Le système de l’heure universelle consiste à adopter arbitrairement l’heure d’un lieu déterminé, dont le méridien devient le méridien initial, et à attribuer cette seule et même heure à tous les points du globe. Ce lieu, ce pourrait être Paris, Rome ou Berlin ; c’est ordinairement Greenwich. D’après cela, quand il est midi à Greenwich, il est midi partout. Il n’y a plus aucune corrélation entre la notation de l’heure et la position du soleil ; la même heure universelle correspond à toutes les heures locales imaginables. On renonce à donner aux noms et aux numéros des heures une signification en rapport avec les phases de la révolution diurne. Il est 9 heures du soir (21 heures) au Japon quand le soleil s’y lève ; il y est 3 heures du matin au moment de son passage au méridien. Il est difficile de se faire à ce langage. Sans doute, personne n’ignore que depuis la réforme de 1816, la culmination du soleil ne se fait nulle part à midi juste ; mais on sait aussi qu’il ne s’en faut pas de beaucoup. Du même, on sait que le lever du soleil n’est pas attaché à une heure déterminée, qu’à Paris, par exemple, il se produit à toutes les heures depuis 4 heures du matin à la fin de juin, jusqu’à 8 heures du matin (7 h. 56) à la fin de décembre ; mais on n’est pas habitué à l’idée qu’il puisse avoir lieu à 21 heures, c’est-à-dire à 9 heures du soir, — et cela surtout à cause de ce mot de soir, appliqué à un phénomène essentiellement matinal. La difficulté n’est que dans les mots ; elle n’en est que plus insurmontable pour la grande majorité du public.
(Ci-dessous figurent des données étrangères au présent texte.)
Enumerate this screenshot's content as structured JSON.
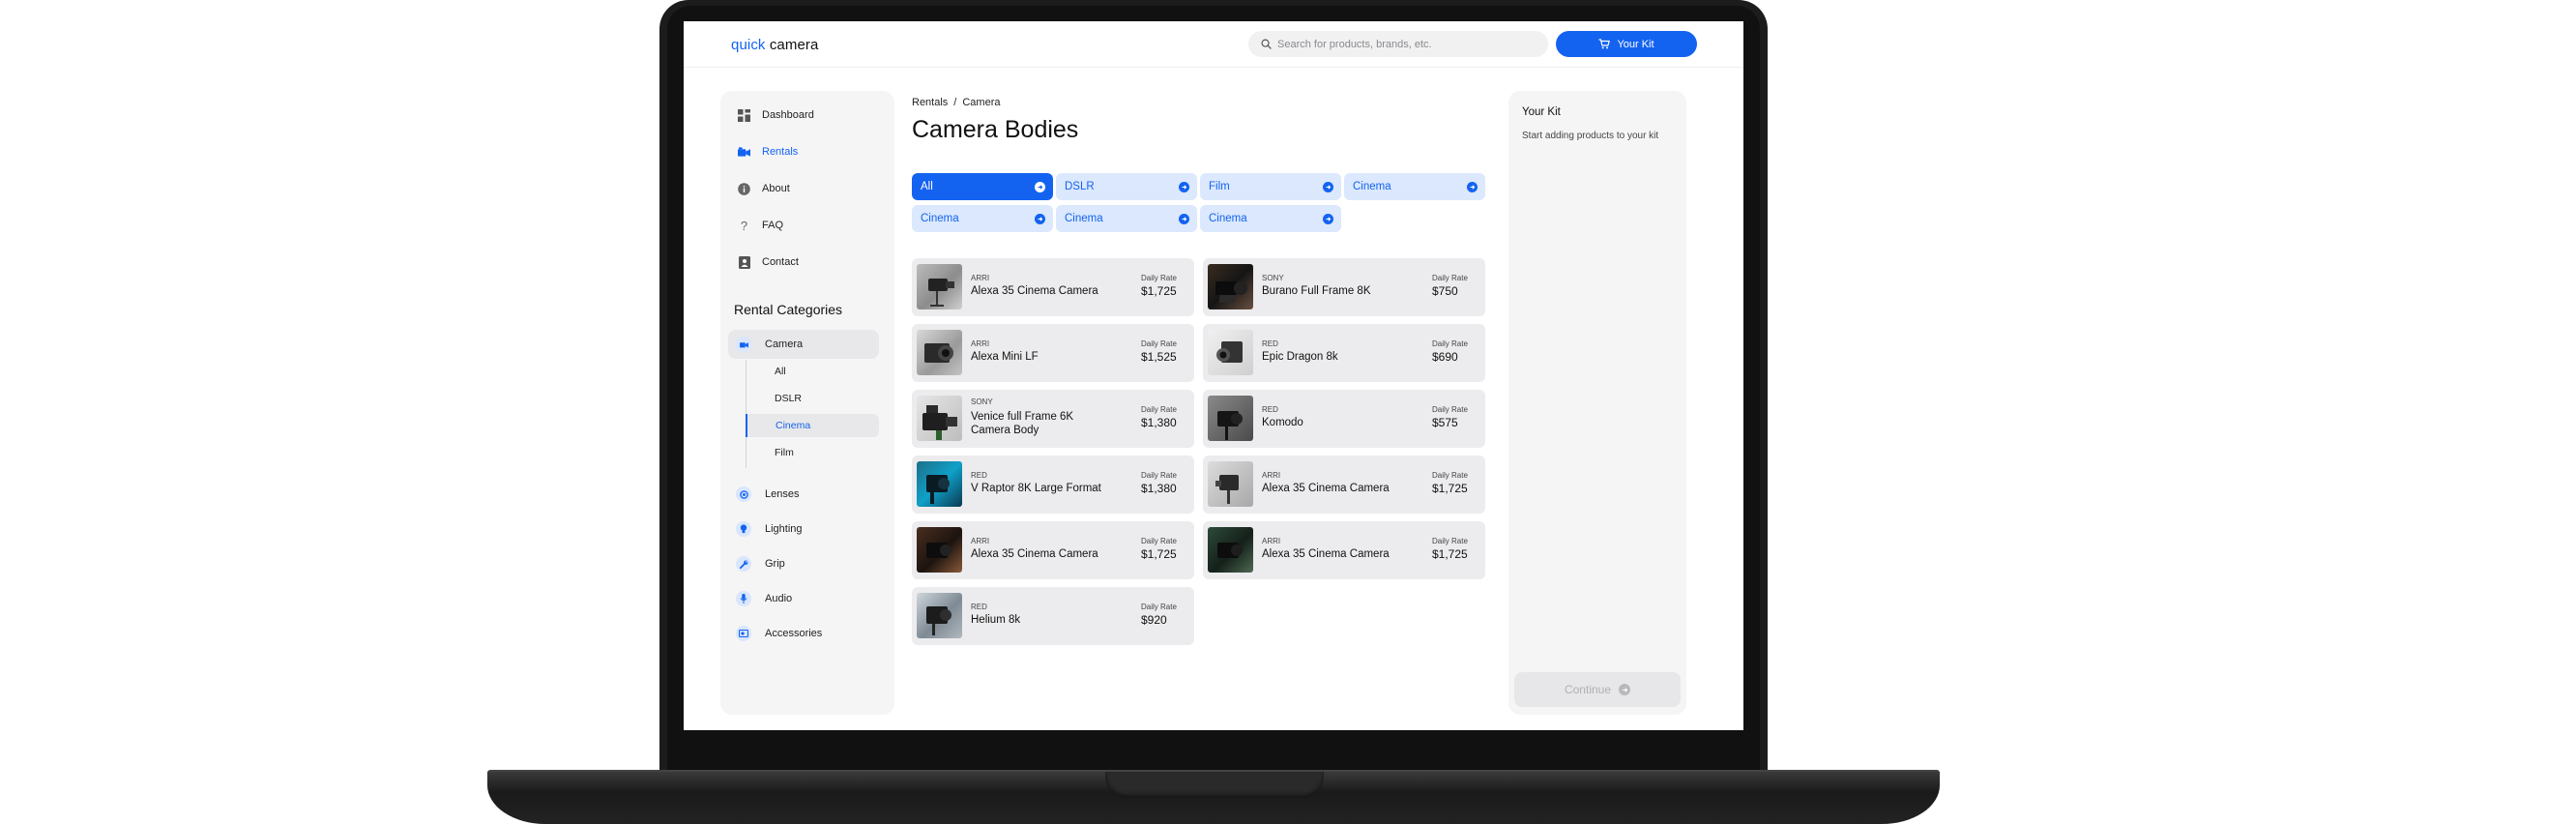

L’adoption de l’heure universelle, si elle était possible, ferait disparaître, entre autres bizarreries, la classique correction du saut du jour que doivent opérer les navires au moment où ils traversent l’anti-méridien de Paris ou celui de Greenwich, c’est-à-dire la partie inférieure ou les antipodes de ces méridiens initiaux. Cette correction a pour but la conservation de la date. On se rappelle l’étonnement des compagnons de Magellan lorsque, achevant avec son lieutenant Sébastien del Cano le voyage de circumnavigation au cours duquel le grand navigateur trouva la mort, ils constatèrent, en revenant au point de départ, une différence de date d’un jour. Ils étaient partis en 1519 et avaient constamment fait voile à l’occident : l’un d’eux, Antoine Pigaffetta, gentilhomme de Vicence, avait écrit exactement le journal de l’expédition. En abordant à l’île Saint-Jacques du cap Vert, ils apprenaient, à leur grand ébahissement, et à la confusion de l’annaliste, que ce jour qu’ils dataient le mercredi 9 juillet 1522 était, en réalité, le jeudi 10 juillet. De telles discordances ne se produiraient plus. Elles sont évitées, grâce à une convention en usage dans toutes les marines, et que voici : Si le bateau traverse l’anti-méridien en marchant vers l’est, on fait, au moment du passage, rétrograder le nom du jour et le chiffre du quantième ; par exemple, si le passage a lieu le mardi 2 août à 3 heures de l’après-midi, le reste de la journée, sera noté lundi 1er août. — Si, au contraire, le passage s’effectue en naviguant à l’ouest, on avance brusquement la date ; on datera, mercredi 3 août. Grâce à cette convention, le bateau, en revenant à son point de départ y retrouvera la date qu’il apporte lui-même.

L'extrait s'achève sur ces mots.